Facile parlare di marketing e di strategie di differenziazione se si opera nel mercato dell’alta moda, altrettanto facile se si vendono prodotti benessere o viaggi. Ma vogliamo parlare del servizio di assistenza fiscale? Come faccio a differenziarmi se sono un commercialista? Come posso far percepire d’appeal il fatto di dover pagare le tasse e redigere il Modello 730? Difficile, molto difficile… Difficile, ma non impossibile se metto in pratica qualche piccolo trucco. Scopriamo di più nell’articolo.
Il servizio di assistenza fiscale al contribuente privato è diventato oggi giorno una commodity (*), ossia un servizio altamente fungibile sul mercato e indifferenziato. In altre parole l’offerta di commercialisti e consulenti del lavoro tende ad essere priva di grandi differenze qualitative, l’unica differenza e concorrenza rischia di essere fatta sul prezzo.
La percezione dei clienti finali circa il tema fiscale è tendenzialmente negativa, basti pensare ad alcune affermazioni ricorrenti dei contribuenti sul tema “commercialista”. Ad esempio:
- il commercialista non è un consulente che voglio avere, ma che DEVO avere;
- ciò che produce il commercialista ha a che fare esclusivamente con le tasse e non con l’efficienza della mia azienda;
- meno spendo dal commercialista e meglio è!
Le parole “commercialista”, “fiscale”, “tasse” e “tributi” sono percepite con una forte accezione negativa da parte del contribuente, rappresentano quindi un ostacolo alla differenziazione e allo sviluppo del giro d’affari del professionista.

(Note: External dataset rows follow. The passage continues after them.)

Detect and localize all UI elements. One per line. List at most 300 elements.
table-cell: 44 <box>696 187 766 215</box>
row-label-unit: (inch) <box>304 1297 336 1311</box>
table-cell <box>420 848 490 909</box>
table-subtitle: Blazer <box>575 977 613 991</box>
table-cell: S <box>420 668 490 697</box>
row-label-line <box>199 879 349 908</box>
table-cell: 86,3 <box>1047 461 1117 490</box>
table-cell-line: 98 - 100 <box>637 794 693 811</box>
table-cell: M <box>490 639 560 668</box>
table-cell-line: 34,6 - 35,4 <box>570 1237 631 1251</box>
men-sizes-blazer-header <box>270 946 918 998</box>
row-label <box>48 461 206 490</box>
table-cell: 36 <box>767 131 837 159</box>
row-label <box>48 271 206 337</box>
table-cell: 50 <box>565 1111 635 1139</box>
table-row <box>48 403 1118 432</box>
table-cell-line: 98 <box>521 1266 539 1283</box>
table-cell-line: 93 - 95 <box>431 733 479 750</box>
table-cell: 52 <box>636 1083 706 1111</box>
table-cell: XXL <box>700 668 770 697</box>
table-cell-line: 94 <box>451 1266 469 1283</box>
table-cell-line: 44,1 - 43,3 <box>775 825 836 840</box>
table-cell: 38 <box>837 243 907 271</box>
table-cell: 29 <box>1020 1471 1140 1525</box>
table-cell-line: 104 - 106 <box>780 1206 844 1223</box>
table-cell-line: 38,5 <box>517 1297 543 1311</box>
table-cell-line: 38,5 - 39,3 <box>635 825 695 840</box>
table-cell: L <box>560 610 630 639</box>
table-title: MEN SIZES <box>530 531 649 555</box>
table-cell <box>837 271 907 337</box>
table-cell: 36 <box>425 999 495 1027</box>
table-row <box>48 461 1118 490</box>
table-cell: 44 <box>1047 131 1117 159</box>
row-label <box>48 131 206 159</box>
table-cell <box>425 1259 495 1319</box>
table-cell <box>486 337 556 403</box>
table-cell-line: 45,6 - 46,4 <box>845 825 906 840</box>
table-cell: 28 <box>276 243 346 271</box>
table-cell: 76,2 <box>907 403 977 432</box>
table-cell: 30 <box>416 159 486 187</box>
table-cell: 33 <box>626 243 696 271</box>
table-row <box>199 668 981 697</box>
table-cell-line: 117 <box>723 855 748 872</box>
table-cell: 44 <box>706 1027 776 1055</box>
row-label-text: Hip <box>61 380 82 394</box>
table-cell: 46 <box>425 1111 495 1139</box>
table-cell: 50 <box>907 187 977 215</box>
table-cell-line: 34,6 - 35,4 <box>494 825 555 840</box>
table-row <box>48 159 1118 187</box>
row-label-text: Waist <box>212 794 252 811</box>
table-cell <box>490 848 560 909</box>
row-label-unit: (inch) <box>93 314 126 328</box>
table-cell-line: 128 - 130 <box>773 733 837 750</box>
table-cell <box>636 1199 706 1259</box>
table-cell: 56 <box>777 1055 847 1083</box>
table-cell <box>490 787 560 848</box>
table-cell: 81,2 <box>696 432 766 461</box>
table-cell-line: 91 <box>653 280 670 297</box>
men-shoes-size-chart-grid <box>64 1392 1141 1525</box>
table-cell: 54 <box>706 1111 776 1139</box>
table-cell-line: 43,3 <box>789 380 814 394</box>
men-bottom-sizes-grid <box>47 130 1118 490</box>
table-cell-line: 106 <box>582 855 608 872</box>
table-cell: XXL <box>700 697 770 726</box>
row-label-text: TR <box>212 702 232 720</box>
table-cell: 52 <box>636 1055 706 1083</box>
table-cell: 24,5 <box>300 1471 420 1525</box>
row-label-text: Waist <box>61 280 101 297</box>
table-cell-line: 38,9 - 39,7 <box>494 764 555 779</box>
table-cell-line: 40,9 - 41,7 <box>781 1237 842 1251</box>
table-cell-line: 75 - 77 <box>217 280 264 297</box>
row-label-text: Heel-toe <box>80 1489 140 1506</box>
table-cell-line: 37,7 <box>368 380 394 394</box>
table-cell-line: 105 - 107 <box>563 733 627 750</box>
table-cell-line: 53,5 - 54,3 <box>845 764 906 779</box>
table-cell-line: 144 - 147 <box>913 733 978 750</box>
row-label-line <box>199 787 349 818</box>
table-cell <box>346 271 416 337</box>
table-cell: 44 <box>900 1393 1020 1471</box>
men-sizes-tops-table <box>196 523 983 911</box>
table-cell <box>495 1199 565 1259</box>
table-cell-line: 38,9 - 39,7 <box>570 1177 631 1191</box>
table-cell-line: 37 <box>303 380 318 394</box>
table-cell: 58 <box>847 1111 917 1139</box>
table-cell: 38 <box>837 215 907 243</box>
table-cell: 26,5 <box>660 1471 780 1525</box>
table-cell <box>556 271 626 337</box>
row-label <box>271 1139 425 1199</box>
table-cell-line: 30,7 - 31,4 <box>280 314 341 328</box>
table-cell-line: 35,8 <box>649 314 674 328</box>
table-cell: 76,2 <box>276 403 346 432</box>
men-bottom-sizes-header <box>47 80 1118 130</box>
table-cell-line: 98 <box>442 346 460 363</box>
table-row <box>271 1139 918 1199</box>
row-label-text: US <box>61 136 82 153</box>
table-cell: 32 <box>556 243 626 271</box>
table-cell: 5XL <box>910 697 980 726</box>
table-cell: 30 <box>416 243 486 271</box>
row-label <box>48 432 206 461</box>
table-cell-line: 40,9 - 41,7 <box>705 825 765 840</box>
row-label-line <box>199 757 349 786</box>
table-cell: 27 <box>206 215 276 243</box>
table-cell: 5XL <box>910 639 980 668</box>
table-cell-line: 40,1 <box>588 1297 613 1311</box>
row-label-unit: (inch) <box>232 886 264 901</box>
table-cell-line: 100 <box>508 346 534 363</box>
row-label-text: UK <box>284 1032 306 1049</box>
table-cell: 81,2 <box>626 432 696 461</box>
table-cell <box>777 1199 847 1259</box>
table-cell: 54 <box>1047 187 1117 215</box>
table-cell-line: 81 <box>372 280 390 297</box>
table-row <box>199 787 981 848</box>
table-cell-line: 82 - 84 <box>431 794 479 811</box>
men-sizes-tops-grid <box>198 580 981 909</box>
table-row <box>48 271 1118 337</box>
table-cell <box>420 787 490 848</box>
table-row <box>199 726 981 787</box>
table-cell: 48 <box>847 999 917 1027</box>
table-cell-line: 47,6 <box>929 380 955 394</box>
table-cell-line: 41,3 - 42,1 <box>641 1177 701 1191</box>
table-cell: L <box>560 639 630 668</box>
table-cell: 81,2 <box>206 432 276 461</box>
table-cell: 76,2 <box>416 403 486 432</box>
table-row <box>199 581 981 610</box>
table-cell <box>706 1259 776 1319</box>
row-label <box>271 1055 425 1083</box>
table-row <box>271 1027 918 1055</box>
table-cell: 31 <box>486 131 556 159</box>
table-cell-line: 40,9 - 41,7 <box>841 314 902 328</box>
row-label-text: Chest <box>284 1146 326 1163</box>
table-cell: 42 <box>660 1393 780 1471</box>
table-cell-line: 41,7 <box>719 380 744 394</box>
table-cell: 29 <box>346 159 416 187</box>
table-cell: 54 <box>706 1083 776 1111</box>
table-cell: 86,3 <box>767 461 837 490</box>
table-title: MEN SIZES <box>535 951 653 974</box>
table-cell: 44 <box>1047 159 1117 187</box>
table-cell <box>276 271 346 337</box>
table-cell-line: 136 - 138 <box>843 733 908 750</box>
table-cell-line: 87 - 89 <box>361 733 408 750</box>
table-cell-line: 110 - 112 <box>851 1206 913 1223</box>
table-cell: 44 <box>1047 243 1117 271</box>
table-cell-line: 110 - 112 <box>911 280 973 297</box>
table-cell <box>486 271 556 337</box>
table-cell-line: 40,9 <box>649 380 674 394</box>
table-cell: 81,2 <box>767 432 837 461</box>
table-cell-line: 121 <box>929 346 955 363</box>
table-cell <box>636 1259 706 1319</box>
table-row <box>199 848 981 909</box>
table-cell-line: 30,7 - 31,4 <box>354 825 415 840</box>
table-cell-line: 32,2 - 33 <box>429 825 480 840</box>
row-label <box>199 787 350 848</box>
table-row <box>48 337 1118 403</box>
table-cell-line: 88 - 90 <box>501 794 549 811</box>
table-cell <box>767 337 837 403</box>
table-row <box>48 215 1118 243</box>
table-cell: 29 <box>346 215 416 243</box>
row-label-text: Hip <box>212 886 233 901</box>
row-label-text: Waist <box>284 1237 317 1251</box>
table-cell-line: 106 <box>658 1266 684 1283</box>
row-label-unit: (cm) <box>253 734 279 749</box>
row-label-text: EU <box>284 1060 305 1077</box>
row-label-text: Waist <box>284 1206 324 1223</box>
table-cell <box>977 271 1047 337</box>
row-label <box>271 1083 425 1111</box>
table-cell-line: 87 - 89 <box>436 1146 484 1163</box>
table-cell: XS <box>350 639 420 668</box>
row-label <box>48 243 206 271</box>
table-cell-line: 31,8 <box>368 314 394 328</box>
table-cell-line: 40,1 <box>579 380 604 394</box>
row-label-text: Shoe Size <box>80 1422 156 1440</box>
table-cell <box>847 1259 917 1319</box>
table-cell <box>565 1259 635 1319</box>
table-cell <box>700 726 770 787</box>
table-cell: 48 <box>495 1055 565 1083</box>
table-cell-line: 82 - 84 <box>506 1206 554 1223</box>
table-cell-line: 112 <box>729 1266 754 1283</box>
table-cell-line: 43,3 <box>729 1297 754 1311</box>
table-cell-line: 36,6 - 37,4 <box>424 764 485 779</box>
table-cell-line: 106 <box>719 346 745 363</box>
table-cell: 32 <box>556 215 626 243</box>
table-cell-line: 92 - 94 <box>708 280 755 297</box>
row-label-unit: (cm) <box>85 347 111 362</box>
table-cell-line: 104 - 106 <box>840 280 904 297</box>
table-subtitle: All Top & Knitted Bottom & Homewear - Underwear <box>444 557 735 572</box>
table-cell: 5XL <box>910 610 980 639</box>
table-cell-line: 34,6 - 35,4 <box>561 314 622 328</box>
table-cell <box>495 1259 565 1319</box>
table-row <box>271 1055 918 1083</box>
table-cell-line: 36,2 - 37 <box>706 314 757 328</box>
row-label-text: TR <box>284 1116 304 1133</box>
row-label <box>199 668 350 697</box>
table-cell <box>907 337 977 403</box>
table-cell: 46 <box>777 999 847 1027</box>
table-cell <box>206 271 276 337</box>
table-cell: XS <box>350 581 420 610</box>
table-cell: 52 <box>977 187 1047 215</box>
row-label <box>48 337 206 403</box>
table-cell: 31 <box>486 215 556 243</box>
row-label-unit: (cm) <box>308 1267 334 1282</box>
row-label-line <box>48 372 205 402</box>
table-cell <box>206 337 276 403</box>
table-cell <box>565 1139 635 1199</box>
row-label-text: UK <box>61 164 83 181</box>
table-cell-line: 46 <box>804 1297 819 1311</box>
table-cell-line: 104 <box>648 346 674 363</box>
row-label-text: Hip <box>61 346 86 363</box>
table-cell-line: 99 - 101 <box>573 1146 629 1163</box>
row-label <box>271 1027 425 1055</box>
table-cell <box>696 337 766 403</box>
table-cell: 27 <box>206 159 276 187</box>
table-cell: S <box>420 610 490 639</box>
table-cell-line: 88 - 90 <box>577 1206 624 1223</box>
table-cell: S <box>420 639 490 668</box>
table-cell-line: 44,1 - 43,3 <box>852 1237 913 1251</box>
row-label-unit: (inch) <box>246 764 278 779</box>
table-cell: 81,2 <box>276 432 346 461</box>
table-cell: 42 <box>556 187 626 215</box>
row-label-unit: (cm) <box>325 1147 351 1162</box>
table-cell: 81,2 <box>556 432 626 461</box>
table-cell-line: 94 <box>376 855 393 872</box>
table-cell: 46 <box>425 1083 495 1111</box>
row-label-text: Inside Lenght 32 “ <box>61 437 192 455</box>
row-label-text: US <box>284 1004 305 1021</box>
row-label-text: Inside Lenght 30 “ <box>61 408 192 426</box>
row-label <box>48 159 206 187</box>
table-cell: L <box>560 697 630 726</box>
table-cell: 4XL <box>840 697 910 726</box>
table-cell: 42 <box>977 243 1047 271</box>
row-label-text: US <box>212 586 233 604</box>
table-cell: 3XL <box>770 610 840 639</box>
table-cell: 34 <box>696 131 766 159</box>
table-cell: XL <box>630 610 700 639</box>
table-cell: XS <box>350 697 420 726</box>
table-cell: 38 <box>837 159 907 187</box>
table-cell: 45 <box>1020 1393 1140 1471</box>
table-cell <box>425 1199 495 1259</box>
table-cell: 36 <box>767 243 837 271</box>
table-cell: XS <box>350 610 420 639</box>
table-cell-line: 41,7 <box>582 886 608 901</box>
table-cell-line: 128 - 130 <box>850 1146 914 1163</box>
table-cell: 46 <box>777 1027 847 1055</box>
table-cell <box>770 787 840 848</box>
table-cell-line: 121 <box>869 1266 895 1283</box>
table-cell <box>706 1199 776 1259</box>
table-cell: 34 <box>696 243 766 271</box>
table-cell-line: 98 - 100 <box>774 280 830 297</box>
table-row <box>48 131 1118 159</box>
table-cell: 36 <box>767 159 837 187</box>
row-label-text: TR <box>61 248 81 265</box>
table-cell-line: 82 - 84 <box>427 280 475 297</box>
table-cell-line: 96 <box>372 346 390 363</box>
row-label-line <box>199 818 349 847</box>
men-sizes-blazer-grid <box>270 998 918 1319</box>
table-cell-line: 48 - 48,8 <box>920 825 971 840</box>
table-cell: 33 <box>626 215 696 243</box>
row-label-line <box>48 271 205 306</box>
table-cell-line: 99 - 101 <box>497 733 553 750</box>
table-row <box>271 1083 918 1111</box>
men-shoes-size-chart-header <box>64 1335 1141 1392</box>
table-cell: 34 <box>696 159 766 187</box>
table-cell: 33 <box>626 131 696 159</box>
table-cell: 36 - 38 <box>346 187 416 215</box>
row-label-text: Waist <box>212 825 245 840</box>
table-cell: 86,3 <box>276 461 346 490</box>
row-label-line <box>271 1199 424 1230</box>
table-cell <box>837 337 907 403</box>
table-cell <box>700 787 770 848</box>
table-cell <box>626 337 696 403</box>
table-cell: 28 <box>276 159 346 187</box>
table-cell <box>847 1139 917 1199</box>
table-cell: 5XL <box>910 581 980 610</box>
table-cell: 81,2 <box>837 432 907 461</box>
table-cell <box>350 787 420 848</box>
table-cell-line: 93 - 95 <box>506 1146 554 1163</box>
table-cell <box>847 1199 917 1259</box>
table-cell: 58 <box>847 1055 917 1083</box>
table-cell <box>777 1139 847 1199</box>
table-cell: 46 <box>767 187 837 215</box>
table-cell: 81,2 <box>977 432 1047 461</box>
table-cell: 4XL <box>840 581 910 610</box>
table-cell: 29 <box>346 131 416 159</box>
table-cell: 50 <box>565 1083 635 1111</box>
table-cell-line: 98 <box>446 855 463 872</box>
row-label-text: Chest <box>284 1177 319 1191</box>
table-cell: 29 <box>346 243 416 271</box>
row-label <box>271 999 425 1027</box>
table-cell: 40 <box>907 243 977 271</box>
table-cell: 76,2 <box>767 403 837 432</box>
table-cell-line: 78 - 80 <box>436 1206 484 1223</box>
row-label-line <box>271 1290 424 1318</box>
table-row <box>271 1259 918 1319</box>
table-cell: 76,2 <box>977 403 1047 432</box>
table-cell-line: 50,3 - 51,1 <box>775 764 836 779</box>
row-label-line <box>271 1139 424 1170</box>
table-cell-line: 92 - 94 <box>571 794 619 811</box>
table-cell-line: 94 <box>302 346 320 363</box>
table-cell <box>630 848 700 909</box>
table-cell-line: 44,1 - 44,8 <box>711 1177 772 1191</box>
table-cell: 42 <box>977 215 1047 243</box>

Come fare dunque? Come riuscire a far percepire il reale valore dell’attività di assistenza fiscale e restituire al ruolo del commercialista il giusto riconoscimento da parte del mercato?
La risposta a tutte queste domande è la differenziazione: differenziazione nel nome, nell’approccio, nelle modalità di comunicazione e nello stile.
Vediamo qualche piccolo suggerimento pratico:
- Eliminare i termini percepiti negativamente dal cliente, abituarsi a parlare di “consulenza fiscale” e valorizzare il ruolo di “consulente personale” anziché commercialista o consulente del lavoro.
- Prestare attenzione alla comprensione del servizio da parte del cliente, farne percepire l’unicità e non dare per scontato nulla. Spesso la resistenza al prezzo o la tendenza a sminuire il valore di un servizio è frutto dell’incapacità di comprendere ciò che si sta acquistando e quindi attribuirvi un valore reale.
- Essere chiari sul prezzo fin da subito, esplicitare i contenuti dell’offerta e le voci che rientreranno nella parcella a fine anno. L’obiettivo non è di garantire un prezzo più basso della concorrenza o fare uno sconto al cliente, l’importante è rendere consapevole e perfettamente informato il contribuente.
- Organizzare dei piccoli eventi formativi e informativi per i propri clienti, per far comprendere il servizio e favorire le relazioni (e il passaparola) tra i nostri già clienti.
- Investire sulla comunicazione e il marketing, cercando di avere uno stile di comunicazione creativo e diverso dalle solite comunicazioni professionali. Provare nuovi canali di comunicazione e nuove occasioni di contatto vicine al consumatore finale.
- E infine, crederci! Credere fino in fondo al valore del servizio reso e prestare sempre ascolto alle esigenze di mercato.
Non aspettatevi di vedere cambiamenti repentini. Non esiste una ricetta magica che dall’oggi al domani possa far cambiare il percepito del mercato, ma l’importante è iniziare e non arrendersi alle prime difficoltà. Buon lavoro!
Marilena Antonini – Responsabile Marketing e Comunicazione Gruppo Servizi CGN
(*) Commodity: è un termine inglese che indica un bene per cui c’è domanda ma che è offerto senza differenze qualitative sul mercato ed è fungibile, cioè il prodotto è lo stesso indipendentemente da chi lo produce.